Face saturation and the electroweak spectrum : three boson masses from the pentachoron

Face saturation and the electroweak spectrum: three boson masses from the pentachoron

The companion papers P1 and P2 established the pentachoron (K₅) as the unique elementary cell of discrete gravity in d = 4, with a single coupling α* = 1/(4 ln 2), and derived nine fermion masses (mean 2.4%, max 5.3%) from a zero-parameter mass formula mₖ/mₑ = u^{nₖ²}.
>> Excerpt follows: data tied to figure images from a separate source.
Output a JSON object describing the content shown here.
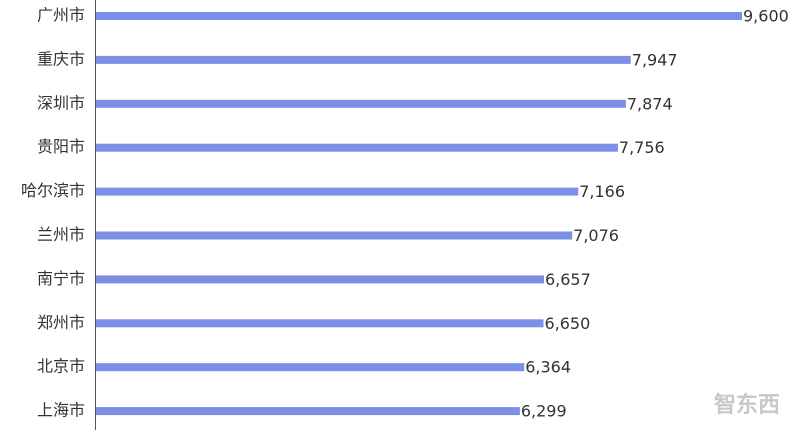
{
  "chart_data": {
    "type": "bar",
    "orientation": "horizontal",
    "categories": [
      "广州市",
      "重庆市",
      "深圳市",
      "贵阳市",
      "哈尔滨市",
      "兰州市",
      "南宁市",
      "郑州市",
      "北京市",
      "上海市"
    ],
    "values": [
      9600,
      7947,
      7874,
      7756,
      7166,
      7076,
      6657,
      6650,
      6364,
      6299
    ],
    "value_labels": [
      "9,600",
      "7,947",
      "7,874",
      "7,756",
      "7,166",
      "7,076",
      "6,657",
      "6,650",
      "6,364",
      "6,299"
    ],
    "color": "#7b8fe6"
  },
  "watermark": "智东西"
}
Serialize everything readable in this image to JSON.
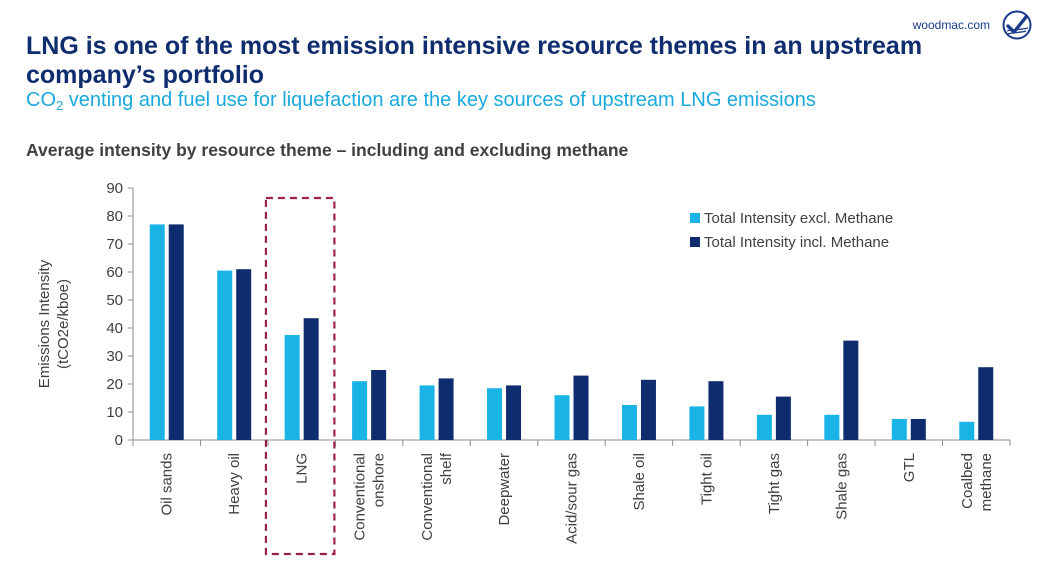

This paper extends the programme to the electroweak sector. The Laplacian L⁽⁰⁾ of K₅ has five eigenmodes: four internal modes (rank 4, component sums vanishing) and one network mode ψ₀ (kernel, component sum √5). By the fermion conservation theorem (P1 Theorem II.1), edge excitations—including trapped gauge bosons—have vanishing component sums and are therefore mute on ψ₀. Face excitations have non-vanishing component sums and activate ψ₀.

The Higgs boson, identified with the face excitation that creates and maintains the saturation, pays a surplus of five mode activations at unit cost u over the W boson. The predicted mass ratio is

mH/mW = u^{rank(L⁽⁰⁾) + dim ker(L⁽⁰⁾)} = u^{4+1} = u⁵,

verified at +0.73% against PDG 2024 (within the W resonance width ΓW/mW = 2.6%).

Two additional observations are reported: sin²θW = α*(1 − α*) = (ρ* − 1)/ρ² (matching the MS-bar value at −0.27%, status T3) and αEM ≈ α/Σnₖ² (matching at +1.16%, status T3, not derived). Combined with one anchor mass, the framework predicts mZ and mH (or mW and mZ) at sub-percent precision with zero free parameters.

A variational framework is introduced: the pentachoric action S[ρ̃] = ½⟨ρ̃, L⁽⁰⁾ρ̃⟩ − α* Σρ̃ᵥ ln ρ̃ᵥ generates the local conformal factor e^{−αρ̃} of P1 via δS = 0, the causal flux F(ρ) = ρ e^{−αρ} as a mean-field reduction, and the face saturation threshold as a Hessian instability. The DOF conservation 10 → 10 and the 4+1 surplus become variational identities.

The companion verification script (128 tests, all PASS) provides a reproducible audit trail.